External is regarded in opposition with "ourselves"-minds.
Reality is ascribed on objects that exist on themselves in contrast with imaginations, some other type of false existence or non-existence.
Objects are the things under consideration.
So let's consider an example:
I have here in my room a nice drawing above my bed. Is this external object real? I watch it everyday for the last 2 years so it must be real.
Is there a possibility i watch an optical illusion for two years and i can also sense the paper etc?
Sense and assumption can fool me but let's speculate that i confirm the existence of the object in a rational way. (i bring the poor scientists from the other answer so to make their tests on the painting and on me). So it should be real.

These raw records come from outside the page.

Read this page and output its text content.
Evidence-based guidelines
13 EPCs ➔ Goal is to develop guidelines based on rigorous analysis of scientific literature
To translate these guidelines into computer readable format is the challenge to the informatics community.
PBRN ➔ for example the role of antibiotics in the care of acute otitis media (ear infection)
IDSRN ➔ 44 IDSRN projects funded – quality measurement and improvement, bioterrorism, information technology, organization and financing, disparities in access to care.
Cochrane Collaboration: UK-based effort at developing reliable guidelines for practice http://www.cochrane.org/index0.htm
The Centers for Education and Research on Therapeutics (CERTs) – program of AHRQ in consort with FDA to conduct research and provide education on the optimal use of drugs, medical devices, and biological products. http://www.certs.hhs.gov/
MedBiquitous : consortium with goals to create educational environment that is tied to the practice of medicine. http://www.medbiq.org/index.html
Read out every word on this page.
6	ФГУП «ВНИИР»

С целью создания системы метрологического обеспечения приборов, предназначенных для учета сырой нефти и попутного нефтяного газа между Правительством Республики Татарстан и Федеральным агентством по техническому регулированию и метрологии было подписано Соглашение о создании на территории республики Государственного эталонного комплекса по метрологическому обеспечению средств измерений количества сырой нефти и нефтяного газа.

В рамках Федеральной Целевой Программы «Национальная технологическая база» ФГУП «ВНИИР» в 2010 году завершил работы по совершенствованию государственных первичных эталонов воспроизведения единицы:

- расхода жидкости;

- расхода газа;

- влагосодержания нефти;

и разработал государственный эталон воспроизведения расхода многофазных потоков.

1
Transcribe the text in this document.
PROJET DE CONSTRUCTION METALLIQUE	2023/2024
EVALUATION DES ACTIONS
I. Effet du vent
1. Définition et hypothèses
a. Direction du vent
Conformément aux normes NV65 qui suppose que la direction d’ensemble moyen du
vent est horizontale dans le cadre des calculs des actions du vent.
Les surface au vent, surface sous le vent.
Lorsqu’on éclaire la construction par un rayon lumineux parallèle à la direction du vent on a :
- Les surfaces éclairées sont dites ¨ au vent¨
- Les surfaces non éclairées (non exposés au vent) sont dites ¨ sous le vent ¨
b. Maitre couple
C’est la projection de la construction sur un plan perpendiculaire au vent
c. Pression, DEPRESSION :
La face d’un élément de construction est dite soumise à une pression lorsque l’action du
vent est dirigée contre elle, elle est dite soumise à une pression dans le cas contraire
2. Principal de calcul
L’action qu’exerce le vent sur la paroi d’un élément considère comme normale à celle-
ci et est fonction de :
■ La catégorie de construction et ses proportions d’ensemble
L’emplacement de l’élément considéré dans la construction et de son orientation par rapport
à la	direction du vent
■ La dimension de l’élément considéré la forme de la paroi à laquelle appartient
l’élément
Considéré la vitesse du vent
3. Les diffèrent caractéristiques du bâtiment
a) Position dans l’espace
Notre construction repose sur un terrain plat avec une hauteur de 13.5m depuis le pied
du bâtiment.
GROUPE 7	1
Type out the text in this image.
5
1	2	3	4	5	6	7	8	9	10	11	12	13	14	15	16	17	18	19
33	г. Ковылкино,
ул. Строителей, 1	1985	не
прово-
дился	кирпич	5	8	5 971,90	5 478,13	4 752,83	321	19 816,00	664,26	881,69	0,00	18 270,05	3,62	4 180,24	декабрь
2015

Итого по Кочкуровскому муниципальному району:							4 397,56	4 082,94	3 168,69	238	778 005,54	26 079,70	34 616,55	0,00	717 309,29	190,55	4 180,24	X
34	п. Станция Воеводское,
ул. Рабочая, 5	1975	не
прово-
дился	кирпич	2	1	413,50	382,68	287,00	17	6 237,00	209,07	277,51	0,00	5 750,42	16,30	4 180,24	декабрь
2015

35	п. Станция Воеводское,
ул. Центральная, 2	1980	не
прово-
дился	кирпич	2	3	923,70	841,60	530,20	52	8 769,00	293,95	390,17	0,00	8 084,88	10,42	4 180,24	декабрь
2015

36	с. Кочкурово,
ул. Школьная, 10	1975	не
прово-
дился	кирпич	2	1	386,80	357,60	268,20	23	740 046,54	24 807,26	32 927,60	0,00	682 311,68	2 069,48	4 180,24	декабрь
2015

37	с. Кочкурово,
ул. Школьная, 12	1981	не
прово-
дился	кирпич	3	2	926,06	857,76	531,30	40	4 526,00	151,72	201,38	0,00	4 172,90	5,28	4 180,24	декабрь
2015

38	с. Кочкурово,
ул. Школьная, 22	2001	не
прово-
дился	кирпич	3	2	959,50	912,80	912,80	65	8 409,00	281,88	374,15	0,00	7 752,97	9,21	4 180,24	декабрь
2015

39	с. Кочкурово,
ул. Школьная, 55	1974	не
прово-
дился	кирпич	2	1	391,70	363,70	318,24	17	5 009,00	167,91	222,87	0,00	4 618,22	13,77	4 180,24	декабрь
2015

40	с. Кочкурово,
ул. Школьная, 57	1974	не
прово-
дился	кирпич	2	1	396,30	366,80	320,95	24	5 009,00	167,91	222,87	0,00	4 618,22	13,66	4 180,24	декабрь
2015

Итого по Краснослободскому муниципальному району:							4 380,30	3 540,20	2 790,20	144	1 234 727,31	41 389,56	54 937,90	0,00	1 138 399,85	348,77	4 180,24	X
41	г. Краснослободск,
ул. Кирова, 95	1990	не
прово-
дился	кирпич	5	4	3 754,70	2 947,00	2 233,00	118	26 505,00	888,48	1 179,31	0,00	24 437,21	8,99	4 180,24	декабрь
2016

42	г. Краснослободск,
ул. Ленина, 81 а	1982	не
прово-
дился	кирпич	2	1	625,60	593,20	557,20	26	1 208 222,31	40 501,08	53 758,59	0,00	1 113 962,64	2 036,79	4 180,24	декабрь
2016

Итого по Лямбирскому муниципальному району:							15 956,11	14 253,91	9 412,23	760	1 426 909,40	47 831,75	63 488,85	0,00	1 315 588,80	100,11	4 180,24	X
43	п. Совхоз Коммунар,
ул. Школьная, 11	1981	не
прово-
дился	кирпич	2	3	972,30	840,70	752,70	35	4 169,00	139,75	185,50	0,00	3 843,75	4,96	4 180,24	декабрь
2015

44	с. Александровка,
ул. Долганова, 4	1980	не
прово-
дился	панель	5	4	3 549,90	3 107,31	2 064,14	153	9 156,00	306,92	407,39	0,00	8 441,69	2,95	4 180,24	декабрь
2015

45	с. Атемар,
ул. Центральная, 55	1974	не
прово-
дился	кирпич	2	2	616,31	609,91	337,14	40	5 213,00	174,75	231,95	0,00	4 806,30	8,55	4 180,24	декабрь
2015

On the other hand this painting is a specific object. A lot of people have drawings and have the same type of experience that these objects are real.
Of course all these paintings are not the same object. Each of these is a different one. And we all confirm according to our experience tested in a rational way that these objects are real and different.
Now let's consider that I take the painting and shred it to pieces.
Is the object of the painting still real? No, now it is a shredded painting. Actually it is a mishmash of colored paper.
What happened to the reality of the painting? It no longer exists.
I still have a memory of the painting before i shred it to pieces. But from now on, it is no more an external but an internal presentation in my memory of the object before i destroyed it.
The reality of the painting object was so fragile that it could stand only a small amount of force before it turns to its opposite.
If I come to your house and i brought with me a bulk of shred colored paper and i present it to you and i say "here is a nice painting, i bring it to you as a gift", you will surely suppose that i' m a fool.
Now i have a bulk of paper. Is it real? Yes it is real. What will happen if i burn it, will it still be real? Of course not. The paper is gonna turn to ashes and energy. The paper/object i had has disappeared and is no more real. Now i have to do with the reality of this lump of ash and the heat that diffused in the environment.
So the most influential arguments for the "existence of real external objects" must take into account all aspects of the being. Existence is a dialectical category and is contradicted with non-existence.
Worst of all, objects are real and not real at the same time. I'm real as a man but also I'm not really an elephant.